We're considering the square region $0\leq x \leq \pi, 0\leq y \leq \pi$ with the boundary conditions $u(\pi,y)=u(0,0)=0, u(x,\pi)=f(x)=\cos(\dfrac{3}{2}x)$, and the left border ($u(0,y$) is "insulated", which I interpret to mean $\partial_xu=0$.
I start off with the condition $u(x,y)=X(x)Y(y)\rightarrow\dfrac{X''}{X}+\dfrac{Y''}{Y}=0$ and I equate the X fraction with $+\lambda$ and the Y fraction with $-\lambda$. The error I run into is when I solve for X: I get $X''-\lambda X=0$ and $\lambda=n^2\rightarrow X(x)=c_1e^{nx}+c_2e^{-nx}, X(\pi)=0\rightarrow c_2=-c_1e^{2\pi n}$. $X(x)=c_1(e^{nx}-e^{n(2\pi-x)}\rightarrow X'(x)=c_1(ne^{xn}+ne^{n(2\pi-x)})=0\rightarrow c_1=0$.
So now I get the trivial solution... my professor mentioned that we get the trivial solution because the assumption $u(x,y)=X(x)Y(y)$, but he never told us what to do instead and he doesn't give any details in the lecture notes, so I'm pretty lost. Any help would be greatly appreciated.
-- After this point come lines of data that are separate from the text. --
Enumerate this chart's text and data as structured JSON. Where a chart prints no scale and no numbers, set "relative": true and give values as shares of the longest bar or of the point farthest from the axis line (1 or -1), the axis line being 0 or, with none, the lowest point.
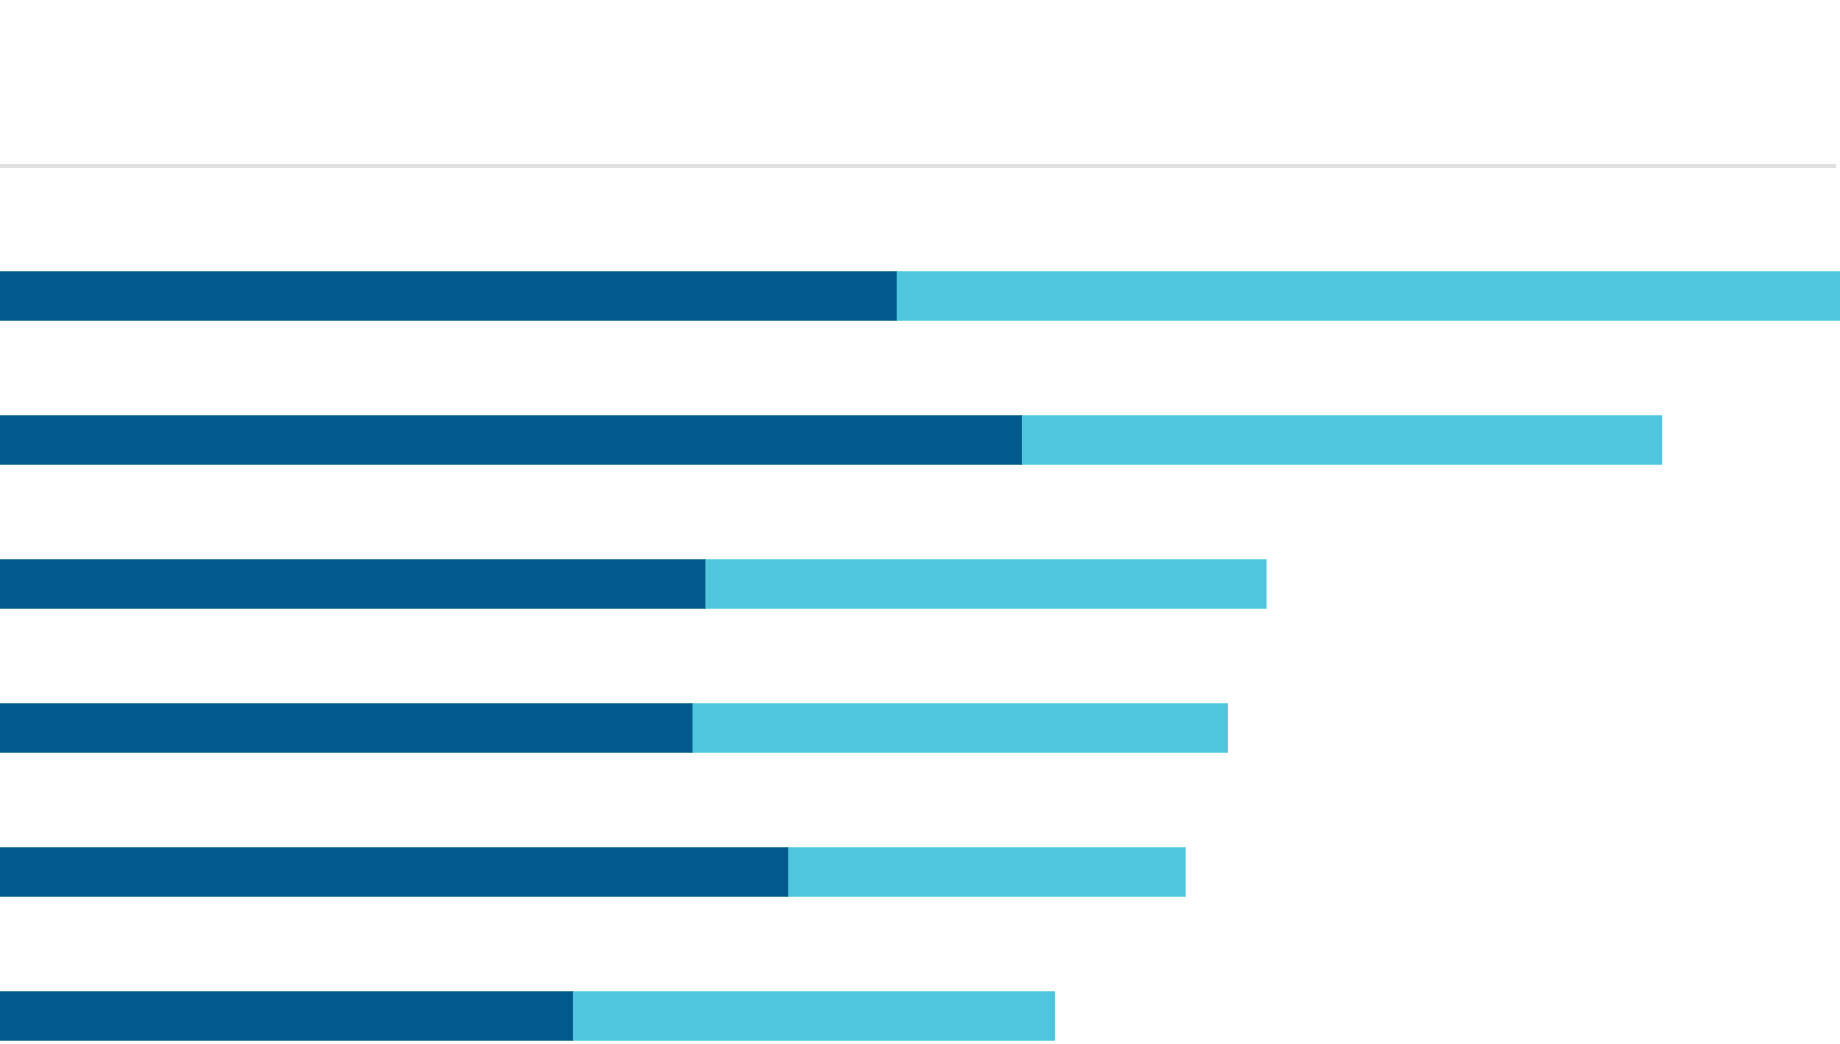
{
  "chart_data": {
    "type": "bar",
    "orientation": "horizontal",
    "stacked": true,
    "relative": true,
    "categories": [
      null,
      null,
      null,
      null,
      null,
      null
    ],
    "series": [
      {
        "color": "#02598c",
        "values": [
          0.487,
          0.555,
          0.383,
          0.376,
          0.428,
          0.311
        ]
      },
      {
        "color": "#4fc6dd",
        "values": [
          0.513,
          0.348,
          0.305,
          0.291,
          0.216,
          0.262
        ]
      }
    ],
    "legend": false
  }
}
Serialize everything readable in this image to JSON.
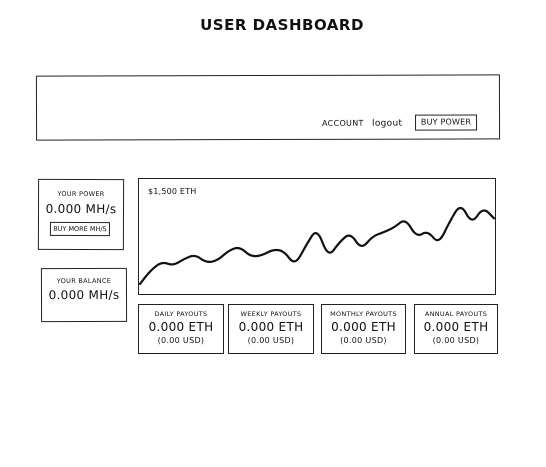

From $$ \frac{X''}{X}+\frac{Y''}{Y}=\lambda $$ and the boundary conditions we get for $X$ $$ X''-\lambda\,X=0,\quad X'(0)=0,\quad X(\pi)=0. $$ This has the nontrivial solution $$ X(x)=\cos\Bigl(\frac{2\,k+1}{2}\,x\Bigr),\quad k=0,1,2,\dots $$ corresponding to $$ \lambda=-\Bigl(\frac{2\,k+1}{2}\Bigr)^2. $$ Can you go on from here?